この女神──アルテミスは、かなり異性を嫌う……というより、近寄らせない神なのである。
曰く、貞潔の女神であるから、とのことで自分のファミリアの団員には「恋愛禁止」等というルールを徹底させているほどだ。
異性と指先がちょーっと触れ合う程のことにさえ眉を顰める、いわゆる恋愛アンチなのである。
今もこうやって密室に二人、という状況にすら不満を覚えていることだろう。結構鬼気迫った状況であるということとはまた別に。
で、そんな彼女が何故、秘境探索の案内に男──つまり俺を雇ったかと言えば、これまた理由としては単純明快で、俺しか適任がいなかったからだ。
俺は狩人であるが、もう少し詳しく言えば竜狩りの村で育てられた狩人である。
竜狩り、だなんて言えばカッコ良さげではあるが、その昔竜を狩ったという人間が興した村ってだけで、実際のところは秘境に住んでる変わり者どもでしかないのだが。
だがまあ、住んでるだけあってこの辺には詳しい、これがまずプラス1ポイント。
で、現在村で一番優秀な狩人が俺である、これもまたプラス1ポイント。
そして最後に、現在外からの依頼を受けられる女性の狩人がいなかった、これはマイナス0ポイント。
アルテミスファミリアは男子御禁制、とは言うものの団員たちはアルテミスほど異性を忌避しているわけでは無いし、あちらもあちらで悠長に女性の狩人を待っている暇もない、これでプラス1ポイント。
合計3ポイント、これによって俺が選ばれたという訳だ。
あっちとしても止む無し、こっちとしても止む無しって関係という訳だな──という展開を実のところ、もう数回は繰り返していた。
ちゃんと数えれば五回くらい。いやね、あっちのタイミングが悪いんだよ。
絶妙に俺くらいしか行けないときに依頼してくる──と言うと何だか俺が暇人のようなのだが、そういう訳でも無いので本当にタイミングが"悪い"のだ。

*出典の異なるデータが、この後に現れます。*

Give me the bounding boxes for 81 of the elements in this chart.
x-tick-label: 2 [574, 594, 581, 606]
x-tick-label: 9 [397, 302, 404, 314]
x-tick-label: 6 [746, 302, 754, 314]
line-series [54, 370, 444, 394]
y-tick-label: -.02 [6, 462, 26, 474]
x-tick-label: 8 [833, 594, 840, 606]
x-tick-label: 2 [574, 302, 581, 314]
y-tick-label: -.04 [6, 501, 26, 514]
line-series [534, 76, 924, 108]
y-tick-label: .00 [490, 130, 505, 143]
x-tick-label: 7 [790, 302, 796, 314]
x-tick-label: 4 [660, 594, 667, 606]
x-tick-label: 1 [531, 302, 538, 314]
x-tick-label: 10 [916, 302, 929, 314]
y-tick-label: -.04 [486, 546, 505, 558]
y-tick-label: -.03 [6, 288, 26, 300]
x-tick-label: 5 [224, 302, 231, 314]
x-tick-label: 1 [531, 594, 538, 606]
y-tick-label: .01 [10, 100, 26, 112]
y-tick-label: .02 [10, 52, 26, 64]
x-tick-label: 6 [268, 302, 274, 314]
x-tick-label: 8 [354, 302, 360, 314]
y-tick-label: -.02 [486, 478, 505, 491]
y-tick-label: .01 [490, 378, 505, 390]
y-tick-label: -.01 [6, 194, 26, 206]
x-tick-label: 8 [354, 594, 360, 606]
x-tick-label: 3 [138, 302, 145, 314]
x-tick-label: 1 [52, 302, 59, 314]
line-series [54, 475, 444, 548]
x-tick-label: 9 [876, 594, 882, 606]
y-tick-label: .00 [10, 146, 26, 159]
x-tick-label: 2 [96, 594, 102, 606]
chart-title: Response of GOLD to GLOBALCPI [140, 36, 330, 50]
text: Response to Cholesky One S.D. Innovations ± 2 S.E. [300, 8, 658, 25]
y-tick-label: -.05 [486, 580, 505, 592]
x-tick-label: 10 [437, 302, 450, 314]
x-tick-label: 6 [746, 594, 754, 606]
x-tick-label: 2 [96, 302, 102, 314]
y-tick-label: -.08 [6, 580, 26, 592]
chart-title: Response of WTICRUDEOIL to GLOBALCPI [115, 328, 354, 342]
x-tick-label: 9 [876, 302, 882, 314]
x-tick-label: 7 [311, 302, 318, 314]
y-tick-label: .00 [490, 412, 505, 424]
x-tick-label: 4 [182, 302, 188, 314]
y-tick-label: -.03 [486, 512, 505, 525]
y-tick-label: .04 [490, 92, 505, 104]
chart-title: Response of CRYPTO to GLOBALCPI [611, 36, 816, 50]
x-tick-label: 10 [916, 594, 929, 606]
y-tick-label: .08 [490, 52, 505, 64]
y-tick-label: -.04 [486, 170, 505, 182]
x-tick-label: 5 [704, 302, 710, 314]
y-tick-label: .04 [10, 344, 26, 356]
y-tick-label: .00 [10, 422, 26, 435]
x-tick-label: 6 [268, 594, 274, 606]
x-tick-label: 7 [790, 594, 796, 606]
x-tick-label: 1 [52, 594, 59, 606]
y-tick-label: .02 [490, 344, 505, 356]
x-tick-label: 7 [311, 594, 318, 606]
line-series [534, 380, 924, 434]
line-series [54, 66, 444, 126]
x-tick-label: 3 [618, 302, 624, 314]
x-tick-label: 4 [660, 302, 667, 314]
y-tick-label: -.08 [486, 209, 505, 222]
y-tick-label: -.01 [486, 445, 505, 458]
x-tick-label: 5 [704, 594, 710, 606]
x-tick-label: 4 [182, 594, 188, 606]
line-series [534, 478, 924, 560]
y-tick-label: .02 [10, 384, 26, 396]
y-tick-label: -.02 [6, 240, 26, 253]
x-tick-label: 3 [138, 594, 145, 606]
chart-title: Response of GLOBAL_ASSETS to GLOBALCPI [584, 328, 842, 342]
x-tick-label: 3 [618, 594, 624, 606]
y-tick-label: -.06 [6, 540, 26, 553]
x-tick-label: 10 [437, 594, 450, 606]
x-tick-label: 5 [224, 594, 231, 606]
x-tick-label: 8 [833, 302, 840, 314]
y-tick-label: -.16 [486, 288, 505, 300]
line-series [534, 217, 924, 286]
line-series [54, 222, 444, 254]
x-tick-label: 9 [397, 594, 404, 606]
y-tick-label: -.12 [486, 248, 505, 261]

なのでまあ、多少はアルテミスのこの、扱いの難しい性格にも理解はあった。
「で、現状なんだが此処は穴の底になる。随分ぐねってる道を長いこと落ちてきたから大分深い場所だと思う。ついでに言えば脱出する手段は今のところ無いし、俺もこんなとこに来るのは初めてだ」
「地下に偶然出来ていた空洞に落ちてきてしまったということか?」
「答えとしては微妙にノーになるな。そっちの方に道があるんだが瓦礫に塞がれているから、洞窟の一画かなって考えてた。因みに結構穴だらけなんだが、押しても引いてもビクともしない」
「では、落ちてきた道を上るというのは……?」
「それも無理、試したけど途中で崩落して通れなくなっていた、天然の罠に引っかかった形だな」
「む、そうか……」
短い沈黙。
アルテミスは思考に耽ったが、それが意味を為すことは無いだろう。
いくら彼女が聡明な女神とは言え、物理的に道を塞がれているのだ。
俺より筋力の無いアルテミスが道を開けるとは思えないし、神様は魔法を使えないのである。
──いや、正確には「使わない」らしいのだが。
神々の本来持つ力を使わないことが、下界に降りる条件であり、下界で暮らす条件でもあるのだとか。
破ったら強制的にお空に戻されるらしい。
勿論、破りさえすればこの状況を打破することは可能だろうが、その場合彼女のファミリア──総勢二十名が一瞬で路頭に迷う羽目になってしまう。
アルテミスはそれを即断できるような非情な神ではないし、そもそも俺の為に力を使うようなことは無いだろう。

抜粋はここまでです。